The flags for Naujaat, Kugaaruk along with the national and territorial flags, have been lowered to half-mast at Nunavut’s legislature in his honour.

Ningark’s parents died when he was young so Ningark and his older sister Alice were orphaned, Irniq said. Irniq’s mother always welcomed Ningark to their house like a son, offering him tea and food.

Ningark was a few years older than Irniq in Naujaat, back when it was known as Repulse Bay, which meant that Ningark went off to residential school in Chesterfield Inlet a year or two before Irniq did.

Despite the rules and forced assimilation of children at the school, Ningark never lost his traditional values and his love for hunting, camping and the beautiful land, Irniq said.

In fact, Irniq’s last conversation with Ningark, just a few days ago, was filled with reminiscing.

“He was obviously struggling to talk.
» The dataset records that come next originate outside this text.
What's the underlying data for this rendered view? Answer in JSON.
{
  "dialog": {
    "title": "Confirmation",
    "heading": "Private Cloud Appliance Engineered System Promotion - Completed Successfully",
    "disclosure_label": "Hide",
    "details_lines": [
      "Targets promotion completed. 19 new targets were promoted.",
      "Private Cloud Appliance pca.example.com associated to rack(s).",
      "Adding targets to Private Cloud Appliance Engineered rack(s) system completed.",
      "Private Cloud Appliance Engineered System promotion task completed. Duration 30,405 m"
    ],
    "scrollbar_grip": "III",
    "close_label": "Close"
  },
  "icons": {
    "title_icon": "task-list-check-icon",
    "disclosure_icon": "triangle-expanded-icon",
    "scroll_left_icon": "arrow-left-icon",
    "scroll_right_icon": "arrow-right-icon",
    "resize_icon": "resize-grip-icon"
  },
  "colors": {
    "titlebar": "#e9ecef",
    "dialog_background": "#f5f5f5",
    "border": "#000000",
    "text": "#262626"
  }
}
But no matter what, he was happy to remember our days in Naujaat together,” Irniq said.

Ningark also spoke about a Catholic priest, Father Didier, and how Irniq’s parents and others taught Didier about Inuit culture, how to speak Inuktitut and how to go out on the land alone.

“That’s what he was remembering also, about our lives back in Naujaat. I always related to John because we are both simplistic people and we grew up with very simplistic things.”

As a young man, Ningark took a job as a settlement secretary—like a modern day senior administrative officer—for what was then Pelly Bay, now Kugaaruk, Irniq said, and he worked there for many years.

After Irniq was elected to the NWT legislature for the Keewatin Region in 1975, he began to encourage Ningark to run for office as well. Ningark eventually did, becoming MLA for the old NWT riding of Natilikmiot from 1989 to 1999.

Ningark later became a Nunavut MLA for the old riding of Akulliq from 2009 to 2013. That riding has been replaced by Netsilik.

“John was a very good man. He was a friendly man, always working hard to better the lives of people,” Irniq said.

“People will obviously miss him as one who was just like us, people from down at this level. He never thought of himself as a big shot when he was an MLA.”

He was a politician but he was also a very traditional man, Irniq said. He could be in the legislature one day and out winter hunting the next.

“It was good to grow up with him,” Irniq said.

“We didn’t agree on some things in politics but that’s politics. I could always relate to John and he could always relate to me.”